Nós, em Portugal, temos mais de 70 mil pessoas em estado crítico de saúde que não têm acesso aos cuidados paliativos… e a eutanásia ocupa muito mais espaço no debate público do que essa miserável realidade. É que a eutanásia não é apenas uma questão que diz respeito à liberdade individual. E a liberdade é um valor tão situado, tão precário e tão influenciado por miríades de contradições que nunca saberemos – muito menos no sofrimento – com que dose de liberdade se escolhe morrer. Numa crónica soberba, José Tolentino de Mendonça aborda o problema também do ponto de vista social, ao afirmar que «infelizmente o intervalo que separa o reconhecimento do direito a morrer e a imposição do dever de morrer é mínimo». (Revista E, Expresso, 26 de Maio de 2018). E é. Quase nulo. Mesmo nulo. Não existe liberdade pura. E quem escolhe morrer não foi levado a isso apenas pelo sofrimento, tal como quem se suicida. Há uma sociedade da solidão e do abandono, e é dela que devíamos discutir escrupulosamente, antes de chegarmos ao ponto de oferecer a morte a quem sofre. No fundo, como sempre, serão os mais pobres, os solitários, os mais desprotegidos e renegados da sociedade que serão convidados a ter a liberdade de escolher morrer. É sempre assim.

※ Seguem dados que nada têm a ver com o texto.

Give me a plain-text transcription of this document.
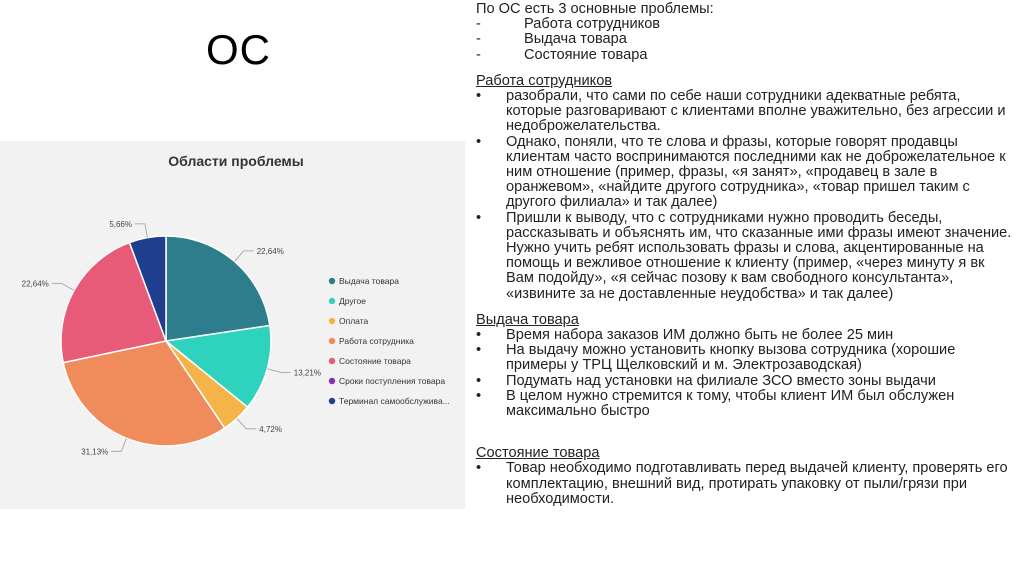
ОС
Области проблемы
22,64%
13,21%
4,72%
31,13%
22,64%
5,66%
Выдача товара
Другое
Оплата
Работа сотрудника
Состояние товара
Сроки поступления товара
Терминал самообслужива...
По ОС есть 3 основные проблемы:
-	Работа сотрудников
-	Выдача товара
-	Состояние товара
Работа сотрудников
•	разобрали, что сами по себе наши сотрудники адекватные ребята, которые разговаривают с клиентами вполне уважительно, без агрессии и недоброжелательства.
•	Однако, поняли, что те слова и фразы, которые говорят продавцы клиентам часто воспринимаются последними как не доброжелательное к ним отношение (пример, фразы, «я занят», «продавец в зале в оранжевом», «найдите другого сотрудника», «товар пришел таким с другого филиала» и так далее)
•	Пришли к выводу, что с сотрудниками нужно проводить беседы, рассказывать и объяснять им, что сказанные ими фразы имеют значение. Нужно учить ребят использовать фразы и слова, акцентированные на помощь и вежливое отношение к клиенту (пример, «через минуту я вк Вам подойду», «я сейчас позову к вам свободного консультанта», «извините за не доставленные неудобства» и так далее)
Выдача товара
•	Время набора заказов ИМ должно быть не более 25 мин
•	На выдачу можно установить кнопку вызова сотрудника (хорошие примеры у ТРЦ Щелковский и м. Электрозаводская)
•	Подумать над установки на филиале ЗСО вместо зоны выдачи
•	В целом нужно стремится к тому, чтобы клиент ИМ был обслужен максимально быстро
Состояние товара
•	Товар необходимо подготавливать перед выдачей клиенту, проверять его комплектацию, внешний вид, протирать упаковку от пыли/грязи при необходимости.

Nós, os católicos, somos principialistas: defendemos que há princípios intocáveis que não contradizem a misericórdia nem a liberdade individual. Um desses princípios fundamentais é a vida, não apenas consagrada na Constituição, mas no coração e na consciência de todo o ser humano. E eu espero que os nossos deputados pensem bem nisso, antes de optarem por mais uma derrota humana.
Meu pai morreu. E eu, não como cristão, mas como ser humano, só lamento não ter dado muito mais do que podia para ele sentir o quanto era amado. Mesmo cheio de todas as dores. O Amor é mais forte do que a morte.